匂いが分からなくても、それくらい分かるんじゃないのか。ましてこいつは今でもアグネッサに発情してるのに、他の雄と番わせようというのか。意味が分からない。
「ゲイル様はおまえを潰すって言ってるんだってよ。せいぜい怯えてりゃいい。その澄まし顔で、潰されるのを待ってろ、クソが」
どうしてそうなる。発情と序列を混同しているのか?
吐きそうになり、思わず顔をしかめていた。
ひと族には恋の病というのがあると聞いた。それは運命の番を見つけた俺たちに近いと思った。

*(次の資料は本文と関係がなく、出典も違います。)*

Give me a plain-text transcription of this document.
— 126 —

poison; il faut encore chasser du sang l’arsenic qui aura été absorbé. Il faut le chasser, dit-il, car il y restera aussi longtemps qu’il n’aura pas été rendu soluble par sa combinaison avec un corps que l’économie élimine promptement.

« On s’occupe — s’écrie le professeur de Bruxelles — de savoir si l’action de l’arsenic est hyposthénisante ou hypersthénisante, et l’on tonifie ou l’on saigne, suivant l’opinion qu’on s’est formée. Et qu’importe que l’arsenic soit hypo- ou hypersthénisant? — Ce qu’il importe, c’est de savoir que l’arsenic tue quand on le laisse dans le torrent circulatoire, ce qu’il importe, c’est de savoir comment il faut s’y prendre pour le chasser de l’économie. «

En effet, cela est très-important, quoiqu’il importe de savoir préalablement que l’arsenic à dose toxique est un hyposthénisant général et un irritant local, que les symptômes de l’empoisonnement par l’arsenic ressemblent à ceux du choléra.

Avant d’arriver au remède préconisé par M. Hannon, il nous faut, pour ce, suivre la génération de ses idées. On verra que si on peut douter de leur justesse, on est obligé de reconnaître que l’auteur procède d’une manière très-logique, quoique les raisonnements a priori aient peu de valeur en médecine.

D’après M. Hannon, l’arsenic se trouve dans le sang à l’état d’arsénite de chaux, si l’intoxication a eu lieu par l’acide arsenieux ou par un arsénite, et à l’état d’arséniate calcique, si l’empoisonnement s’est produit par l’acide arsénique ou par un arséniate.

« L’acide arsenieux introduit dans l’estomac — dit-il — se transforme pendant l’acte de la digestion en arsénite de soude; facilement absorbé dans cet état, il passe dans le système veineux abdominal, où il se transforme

けどこいつにそんな気配はない。ところ構わず発情してるだけだ。
それにひどく嫌な匂いがする。糞よりもっと嫌な匂い。
ああ、こいつ……
「……気持ち悪い」
「ああ? なに言った? もう一回言ってみろ」
「嫌だ。くちが腐る」
「ああ!?」
怒鳴りながらこぶしを振り上げたので、蹴りを入れて身体を離した。まだ近づいてきそうなので気持ち悪くて目一杯腕を伸ばし、のど元を抑えて床に押さえつける。これ以上近づきたくない。触れてる手も腐りそうで気持ち悪い。
「はっ……! 離せっ!!」
じたばたして触っちゃいそうで嫌だ。踏んじゃおうかな。でもその隙に動いたら面倒くさいな。
「おまえなんか……っ! 俺をなんだと思って……!」
「そっちこそいい気になるな」
意識して威嚇する。
やられたことはあるけど、やるのは初めてだ。でもなんとなく分かる。牙を剥くイメージだ。
「……ひっ」
雄は怯えたような目になって、身体の力が抜けた。すぐに手を離す。ああ、腐りそう。
「あんたが俺に勝てるわけないだろ」
ひと族に人狼が負けるわけがない。まして糞より臭い匂いがぷんぷんする、こんな奴に。
「……おまえ……っ、いったいなにもんだ……」
「さあね。物忘れの病なんだ」
ニッと、牙を剥くように笑ってやった。